The line demarks the PRC’s territorial claims to a large part of the sea, including the Paracel and Spratly islands. Despite an international court’s 2016 ruling rejecting those claims, the PRC has persisted with aggressive tactics, drawing formal protests from many nations. Among other maneuvers, the PRC has created artificial islands in disputed waters and built military installations on the new land.

“Indonesia reiterates that the nine-dash line map implying historic rights claim clearly lacks international legal basis and is tantamount to upset UNCLOS 1982,” Indonesia’s letter to the U.N. stated, according to RFA. Additionally, a Ministry of Foreign Affairs spokesman said the nine-dash line crosses boundaries established by Indonesia’s exclusive economic zone (EEZ).

The EEZ, which extends for 370 kilometers, affords Indonesia special rights to marine and other natural resources. In late 2019, a standoff developed between vessels from the two countries in the Natuna Islands after Chinese fishing vessels began operating in the zone, CNN reported. Indonesia responded by deploying fighter jets and naval ships to the area. (Pictured: An Indonesia Air Force F-16 prepares to depart an air base in Pekanbaru to patrol over the South China Sea in January 2020.)

The next month, foreign ministers from the member states of the Association of Southeast Asian Nations issued a statement citing concerns over “land reclamations, recent developments and serious incidents [in the South China Sea], which have eroded trust and confidence, increased tensions and may undermine peace, security and stability in the region.”

In April 2020, a Chinese maritime surveillance vessel rammed and sank a Vietnamese fishing boat near the Paracel Islands, according to CNN. Vietnam sent a diplomatic note to the U.N. reiterating the sovereignty of its EEZ.
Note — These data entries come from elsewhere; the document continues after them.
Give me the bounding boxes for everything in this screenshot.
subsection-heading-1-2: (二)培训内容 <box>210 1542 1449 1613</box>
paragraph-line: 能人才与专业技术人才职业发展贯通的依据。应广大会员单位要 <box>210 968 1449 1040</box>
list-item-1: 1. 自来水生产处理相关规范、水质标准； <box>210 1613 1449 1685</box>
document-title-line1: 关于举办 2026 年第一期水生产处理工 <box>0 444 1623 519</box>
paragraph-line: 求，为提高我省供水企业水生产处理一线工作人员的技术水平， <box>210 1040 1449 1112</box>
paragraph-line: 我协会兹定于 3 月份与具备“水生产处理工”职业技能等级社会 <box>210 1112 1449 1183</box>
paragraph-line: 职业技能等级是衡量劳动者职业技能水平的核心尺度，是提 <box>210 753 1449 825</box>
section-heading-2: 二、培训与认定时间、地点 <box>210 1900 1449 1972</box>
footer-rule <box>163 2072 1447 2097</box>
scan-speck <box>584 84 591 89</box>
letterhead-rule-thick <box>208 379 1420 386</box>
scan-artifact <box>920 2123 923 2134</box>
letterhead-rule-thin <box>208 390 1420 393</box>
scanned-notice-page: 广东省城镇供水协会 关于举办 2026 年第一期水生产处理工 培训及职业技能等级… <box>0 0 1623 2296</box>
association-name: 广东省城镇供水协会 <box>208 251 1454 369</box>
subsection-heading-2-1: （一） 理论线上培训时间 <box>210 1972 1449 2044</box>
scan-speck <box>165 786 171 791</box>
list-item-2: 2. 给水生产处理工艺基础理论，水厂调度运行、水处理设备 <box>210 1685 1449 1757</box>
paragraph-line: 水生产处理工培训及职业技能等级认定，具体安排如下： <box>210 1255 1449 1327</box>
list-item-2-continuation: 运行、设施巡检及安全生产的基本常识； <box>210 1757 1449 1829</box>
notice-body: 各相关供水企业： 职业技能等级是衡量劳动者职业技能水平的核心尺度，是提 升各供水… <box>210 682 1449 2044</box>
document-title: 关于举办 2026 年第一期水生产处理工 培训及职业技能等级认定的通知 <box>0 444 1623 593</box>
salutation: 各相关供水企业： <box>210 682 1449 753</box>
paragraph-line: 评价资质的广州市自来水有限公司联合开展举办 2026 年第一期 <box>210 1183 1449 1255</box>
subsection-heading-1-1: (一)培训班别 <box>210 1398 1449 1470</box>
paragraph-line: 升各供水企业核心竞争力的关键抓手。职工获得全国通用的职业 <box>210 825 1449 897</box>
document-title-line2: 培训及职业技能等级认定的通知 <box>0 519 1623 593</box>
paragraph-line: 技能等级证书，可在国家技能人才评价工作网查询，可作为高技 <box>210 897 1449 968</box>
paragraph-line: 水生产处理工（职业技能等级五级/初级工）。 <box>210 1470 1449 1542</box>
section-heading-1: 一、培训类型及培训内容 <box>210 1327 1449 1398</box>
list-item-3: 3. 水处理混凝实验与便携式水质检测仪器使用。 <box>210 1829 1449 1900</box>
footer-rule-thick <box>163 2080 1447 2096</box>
Observers say the PRC has ratcheted up its bellicose stance in the South China Sea as other nations have been distracted by the COVID-19 pandemic and the resulting economic fallout. With tensions continuing to run high, United States and Australian naval vessels have conducted joint exercises near waters claimed by Vietnam, Malaysia and the PRC, with the U.S. also conducting freedom of navigation operations.

In a June 1, 2020, letter to Guterres, U.S. Ambassador to the U.N. Kelly Craft said the U.S. “objects to China’s claim to ‘historic rights’ in the South China Sea.”

“In asserting such vast maritime claims in the South China Sea, China purports to restrict the rights and freedoms, including the navigational rights and freedoms, enjoyed by all States,” Craft wrote.